MEXICO — Since early in the 20th century, many a person looking to find gold in Maine has ventured to Byron to pan along the branches of the Swift River.

Irene Hutchinson, 88, gave a presentation on gold-panning in Byron to the Mexico Historical Society on Aug. 19.

A longtime member of the Byron Historical Society, she is among the seventh generation of the Young family of Byron.

She said her grandfather, Clarence Young, estimated that the area has yielded over $30,000 worth of gold.

“If you go along the river, you see some of the dirt that’s kind of black,” she said. “He claimed that’s where you’d find gold. So he would take and put it in a bag, take it into a shed and keep it dry. Then he’d sit in front of a fire, an old stove in the kitchen, and he would pan gold. He found quite a bit.”

Hutchinson added, “When you find gold, it’s in little flat pieces. It doesn’t look like much.”

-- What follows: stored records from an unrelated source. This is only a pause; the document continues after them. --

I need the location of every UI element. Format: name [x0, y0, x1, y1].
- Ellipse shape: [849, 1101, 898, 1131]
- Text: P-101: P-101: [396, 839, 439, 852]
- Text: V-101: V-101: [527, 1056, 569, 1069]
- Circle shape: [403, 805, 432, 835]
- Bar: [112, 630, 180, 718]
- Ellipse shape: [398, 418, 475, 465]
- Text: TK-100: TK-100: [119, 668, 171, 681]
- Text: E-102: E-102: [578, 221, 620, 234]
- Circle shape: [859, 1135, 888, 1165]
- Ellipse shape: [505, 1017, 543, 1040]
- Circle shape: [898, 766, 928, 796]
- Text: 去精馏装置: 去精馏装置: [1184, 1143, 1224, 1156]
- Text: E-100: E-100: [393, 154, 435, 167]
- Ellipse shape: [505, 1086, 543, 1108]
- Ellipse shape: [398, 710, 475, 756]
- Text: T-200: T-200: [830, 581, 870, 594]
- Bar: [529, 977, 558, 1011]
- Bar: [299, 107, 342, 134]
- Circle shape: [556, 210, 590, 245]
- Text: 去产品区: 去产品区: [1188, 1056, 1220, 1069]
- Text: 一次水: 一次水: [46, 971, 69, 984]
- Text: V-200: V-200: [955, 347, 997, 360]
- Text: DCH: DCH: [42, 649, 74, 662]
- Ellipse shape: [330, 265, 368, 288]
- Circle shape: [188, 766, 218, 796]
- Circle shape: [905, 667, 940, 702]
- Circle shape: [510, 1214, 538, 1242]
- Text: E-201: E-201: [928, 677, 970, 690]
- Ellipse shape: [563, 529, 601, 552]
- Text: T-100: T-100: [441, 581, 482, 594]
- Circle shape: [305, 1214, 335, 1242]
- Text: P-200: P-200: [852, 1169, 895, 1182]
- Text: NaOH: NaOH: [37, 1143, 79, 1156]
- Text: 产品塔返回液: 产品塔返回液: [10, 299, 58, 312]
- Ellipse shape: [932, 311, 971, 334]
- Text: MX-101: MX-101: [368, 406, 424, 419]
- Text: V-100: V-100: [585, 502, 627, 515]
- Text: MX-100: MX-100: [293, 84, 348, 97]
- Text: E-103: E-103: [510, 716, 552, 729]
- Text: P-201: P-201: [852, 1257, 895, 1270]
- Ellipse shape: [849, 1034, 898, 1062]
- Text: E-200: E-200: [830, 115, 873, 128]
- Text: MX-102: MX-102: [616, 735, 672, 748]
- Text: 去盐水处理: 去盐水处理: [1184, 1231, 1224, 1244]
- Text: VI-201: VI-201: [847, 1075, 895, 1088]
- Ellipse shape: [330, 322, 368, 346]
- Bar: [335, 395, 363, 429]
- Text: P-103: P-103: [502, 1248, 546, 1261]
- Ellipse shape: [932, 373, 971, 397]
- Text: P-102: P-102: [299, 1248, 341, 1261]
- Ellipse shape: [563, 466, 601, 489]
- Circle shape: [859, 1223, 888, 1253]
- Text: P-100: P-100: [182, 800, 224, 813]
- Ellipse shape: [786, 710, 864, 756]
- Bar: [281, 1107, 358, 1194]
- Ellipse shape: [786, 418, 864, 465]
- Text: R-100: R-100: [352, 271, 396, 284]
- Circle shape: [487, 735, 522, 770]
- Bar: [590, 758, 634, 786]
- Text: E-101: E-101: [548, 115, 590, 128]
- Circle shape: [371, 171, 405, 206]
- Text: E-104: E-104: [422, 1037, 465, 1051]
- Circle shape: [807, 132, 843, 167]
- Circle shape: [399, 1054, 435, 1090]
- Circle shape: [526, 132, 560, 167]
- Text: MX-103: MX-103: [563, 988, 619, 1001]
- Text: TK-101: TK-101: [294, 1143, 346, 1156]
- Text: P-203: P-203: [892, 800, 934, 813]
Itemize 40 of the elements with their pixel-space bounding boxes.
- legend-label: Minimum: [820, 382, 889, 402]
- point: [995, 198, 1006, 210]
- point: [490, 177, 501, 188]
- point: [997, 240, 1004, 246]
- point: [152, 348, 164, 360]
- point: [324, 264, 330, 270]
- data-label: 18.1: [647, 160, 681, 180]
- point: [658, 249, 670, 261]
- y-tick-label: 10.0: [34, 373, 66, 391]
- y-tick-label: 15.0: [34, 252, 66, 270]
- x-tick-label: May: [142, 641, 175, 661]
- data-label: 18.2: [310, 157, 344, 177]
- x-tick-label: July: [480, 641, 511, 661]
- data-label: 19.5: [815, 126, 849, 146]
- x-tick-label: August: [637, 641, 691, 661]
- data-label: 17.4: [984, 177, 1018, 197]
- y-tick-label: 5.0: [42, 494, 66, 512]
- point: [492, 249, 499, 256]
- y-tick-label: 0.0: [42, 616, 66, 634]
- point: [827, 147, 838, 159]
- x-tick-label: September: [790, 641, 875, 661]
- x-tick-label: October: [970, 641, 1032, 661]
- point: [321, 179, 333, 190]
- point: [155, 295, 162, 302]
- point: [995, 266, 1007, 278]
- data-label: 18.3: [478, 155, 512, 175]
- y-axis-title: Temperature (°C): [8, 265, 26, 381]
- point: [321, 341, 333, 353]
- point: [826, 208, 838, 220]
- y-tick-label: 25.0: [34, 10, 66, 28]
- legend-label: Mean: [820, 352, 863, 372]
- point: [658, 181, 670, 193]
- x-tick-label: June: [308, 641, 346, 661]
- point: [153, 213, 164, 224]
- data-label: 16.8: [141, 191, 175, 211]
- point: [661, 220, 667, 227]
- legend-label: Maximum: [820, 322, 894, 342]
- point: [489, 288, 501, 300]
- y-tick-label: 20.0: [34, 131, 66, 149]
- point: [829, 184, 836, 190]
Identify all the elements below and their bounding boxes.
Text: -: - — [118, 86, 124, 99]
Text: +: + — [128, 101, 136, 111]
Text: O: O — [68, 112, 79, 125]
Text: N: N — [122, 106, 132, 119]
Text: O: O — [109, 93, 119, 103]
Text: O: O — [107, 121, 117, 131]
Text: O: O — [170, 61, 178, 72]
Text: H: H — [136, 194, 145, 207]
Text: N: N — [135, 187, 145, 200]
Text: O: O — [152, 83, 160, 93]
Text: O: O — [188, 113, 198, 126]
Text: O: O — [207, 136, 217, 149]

She said her grandfather found a nugget once and made a stick pin out of it.

The Swift River, about 45 miles long, rises up toward Lake Mooselookmeguntic in the Rangeley Lakes and flows southward until it empties into the Androscoggin at Rumford Falls.

The Swift has four well-defined branches: East, West, Bradeen and Houghton.

Yvette Lacroix of the Rumford Falls Times wrote many years ago that she thought Tumbledown Mountain had the gold, hidden somewhere within the side of the mountain.

Lacroix noted the best place for gold was the East Branch, which comes down from Tumbledown to the Swift River.

After gold had been found in the river and the surrounding hills and mountains, Hutchinson said, a Mr. Houghton bought 250 acres, thinking he was going to sell stock. “People bought hundreds of dollars worth of stock in this gold mine.”

But then the sheriff found out about it and put a stop to it.

“We still have the gold-panning business,” Hutchinson said of Byron.

Another time, she said, five old California ’49ers came to Byron for gold, and thanks to their experience, were able to make a living during the five to six years they camped there.

Hutchinson said she’s never panned for gold herself, but that might change.

“My neighbor, Janet, went out three or four days ago, and came in all excited. She had a little bit of gold after panning.”

Hutchinson noted that anyone can pan gold. “You really don’t need to buy any equipment. Just go out with a little pie plate and a little shovel.”